I walked out of a LGFB after 5 minutes. I didn’t want to look in the mirror and the other women were a lot older than me, I just didn’t want to be there. To be honest I know how to do my make up, it’s something I used to enjoy but I just feel like I’m polishing a turd trying to do it now.

You've been through such trauma. Please go back to the counselling, you really need it. Can you see it as an investment for your daughter?

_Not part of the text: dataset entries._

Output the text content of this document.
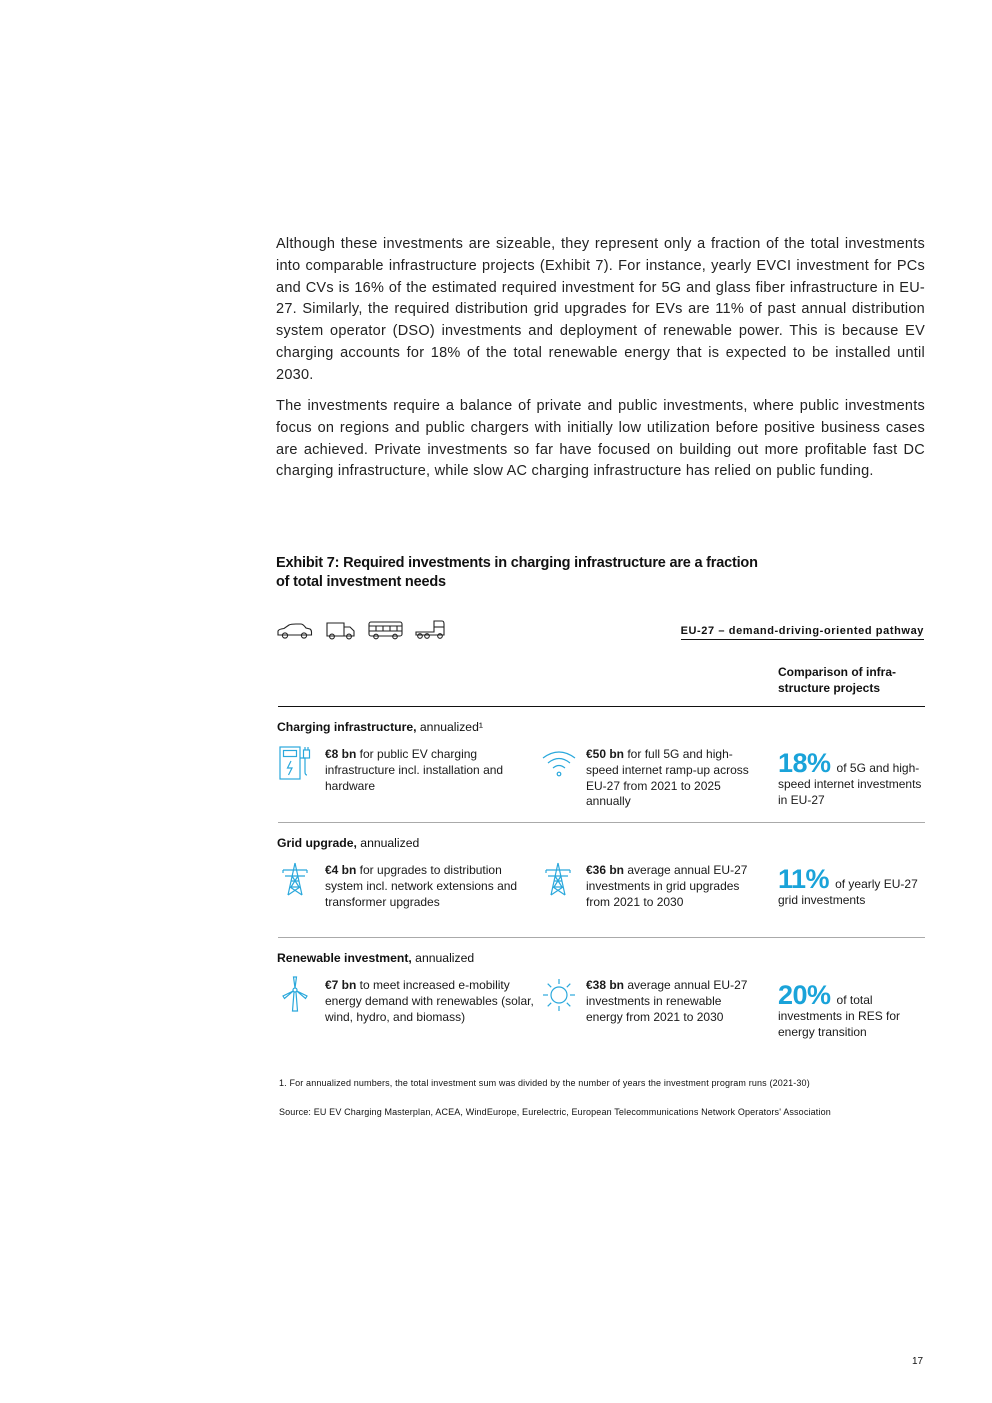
Although these investments are sizeable, they represent only a fraction of the total investments into comparable infrastructure projects (Exhibit 7). For instance, yearly EVCI investment for PCs and CVs is 16% of the estimated required investment for 5G and glass fiber infrastructure in EU-27. Similarly, the required distribution grid upgrades for EVs are 11% of past annual distribution system operator (DSO) investments and deployment of renewable power. This is because EV charging accounts for 18% of the total renewable energy that is expected to be installed until 2030.

The investments require a balance of private and public investments, where public investments focus on regions and public chargers with initially low utilization before positive business cases are achieved. Private investments so far have focused on building out more profitable fast DC charging infrastructure, while slow AC charging infrastructure has relied on public funding.

Exhibit 7: Required investments in charging infrastructure are a fraction
of total investment needs
EU-27 – demand-driving-oriented pathway
Comparison of infra-
structure projects
Charging infrastructure, annualized¹
€8 bn for public EV charging infrastructure incl. installation and hardware
€50 bn for full 5G and high-speed internet ramp-up across EU-27 from 2021 to 2025 annually
18% of 5G and high-speed internet investments in EU-27
Grid upgrade, annualized
€4 bn for upgrades to distribution system incl. network extensions and transformer upgrades
€36 bn average annual EU-27 investments in grid upgrades from 2021 to 2030
11% of yearly EU-27 grid investments
Renewable investment, annualized
€7 bn to meet increased e-mobility energy demand with renewables (solar, wind, hydro, and biomass)
€38 bn average annual EU-27 investments in renewable energy from 2021 to 2030
20% of total investments in RES for energy transition
1. For annualized numbers, the total investment sum was divided by the number of years the investment program runs (2021-30)
Source: EU EV Charging Masterplan, ACEA, WindEurope, Eurelectric, European Telecommunications Network Operators' Association
17
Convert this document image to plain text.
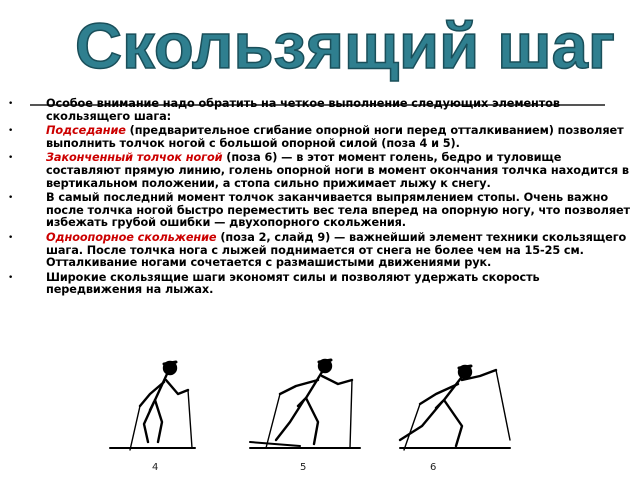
Скользящий шаг
•	Особое внимание надо обратить на четкое выполнение следующих элементов скользящего шага:
•	Подседание (предварительное сгибание опорной ноги перед отталкиванием) позволяет выполнить толчок ногой с большой опорной силой (поза 4 и 5).
•	Законченный толчок ногой (поза 6) — в этот момент голень, бедро и туловище составляют прямую линию, голень опорной ноги в момент окончания толчка находится в вертикальном положении, а стопа сильно прижимает лыжу к снегу.
•	В самый последний момент толчок заканчивается выпрямлением стопы. Очень важно после толчка ногой быстро переместить вес тела вперед на опорную ногу, что позволяет избежать грубой ошибки — двухопорного скольжения.
•	Одноопорное скольжение (поза 2, слайд 9) — важнейший элемент техники скользящего шага. После толчка нога с лыжей поднимается от снега не более чем на 15-25 см. Отталкивание ногами сочетается с размашистыми движениями рук.
•	Широкие скользящие шаги экономят силы и позволяют удержать скорость передвижения на лыжах.
4	5	6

weebarra · 15/04/2023 07:40

It's really hard being a young cancer patient. People think of it often as an old(er) person's disease. Many people I encountered didn't have to think about children and work etc.
And yes, I've been on the oestrogen blockers for ages now and don't have any side effects at all. I know I'm further on than you but cancer is no longer an ever present in my head. It doesn't define me anymore. I have changed because of it, but I'm still me. You can still be you too.

bingalingabing · 15/04/2023 08:03

Hi OP, sorry to hear you are struggling but totally understandable in your position! I cannot even imagine how hard it must been dealing with this with a newborn.

I am 38 and was diagnosed with stage 3 grade 3 breast cancer 6 months ago, I've had a single mastectomy and implant reconstruction (altho implant not 100% successful) and am on my 5th out of 6 chemo session. I am bald, and eyebrows and eyelashes almost gone. Due to have radiotherapy after and hormone suppression for 10 years too. I have a 2 year old and a 9 year old.

I feel the same as you that life is just on hold and waiting for active treatment to be over so life can start again. It's hard with kids, we've had really quiet, boring Christmas holidays, half term and now Easter holidays and not been able to do as much with them or for them. For me a positive mental attitude has helped massively, there are odd days I feel negative, worried and hopeless but it passes. I am on anti depressants for anxiety which I started before my diagnosis and I think they are helping me massively with the cancer to be honest, maybe that's an option for you? Although they do take a few weeks to kick in. Mindfulness, meditation (the headspace app is brilliant, and has a free trial) may also help. Thinking about all the love and support I have, which it seems you have too also helps me. And just focussing on the little things, watching my kids be kids, the new things they learn, a kiss and a cuddle from them, it makes everything worth it.

I am planning things for the summer, a holiday, little things like a cinema trip, can't wait to just go and sit in the garden, things to get me through the last of my treatment. I'm hoping the hormone supression isn't too bad, I'm mostly worried about the mood swings ... Also cannot wait to have even the tiniest bit of hair on my head again. I hate wigs too, and only wear them with bobble hats which isn't going to be an option if the weather improves! I do find it is so much quicker getting ready in the morning and also if I am hot, I just take my hat off and instantly cool down. It's the little wins.

I've loved reading about PPs being 10 years on in the future and cancer not defining them any more. Right now i can't imagine being in that place, for one being alive and for two not worrying about cancer every single day, but that gives me some hope!

Please PM me if you want to chat, anytime xx

user1469559754 · 15/04/2023 09:07

Can I add, I would really recommend come counselling from a cancer specialist organisation. I didn't have any and I had intrusive thoughts (eg constantly thinking about cancer and recurrence - I mean every minute of every day). I think I should have sought help with that. Also, I was on oestrogen blocking therapy for years. I was so worried. Had hardly any side effects at all so don't worry unduly. Take things day by day and try and live in the moment. It really worked for me. At the time of diagnosis I was very young and not in a relationship and had a mastectomy with a not very successful reconstruction. I'm now married with a child and as a PP said cancer no longer defines me. Many of my recent friends don't even know about it. Please be kind to yourself.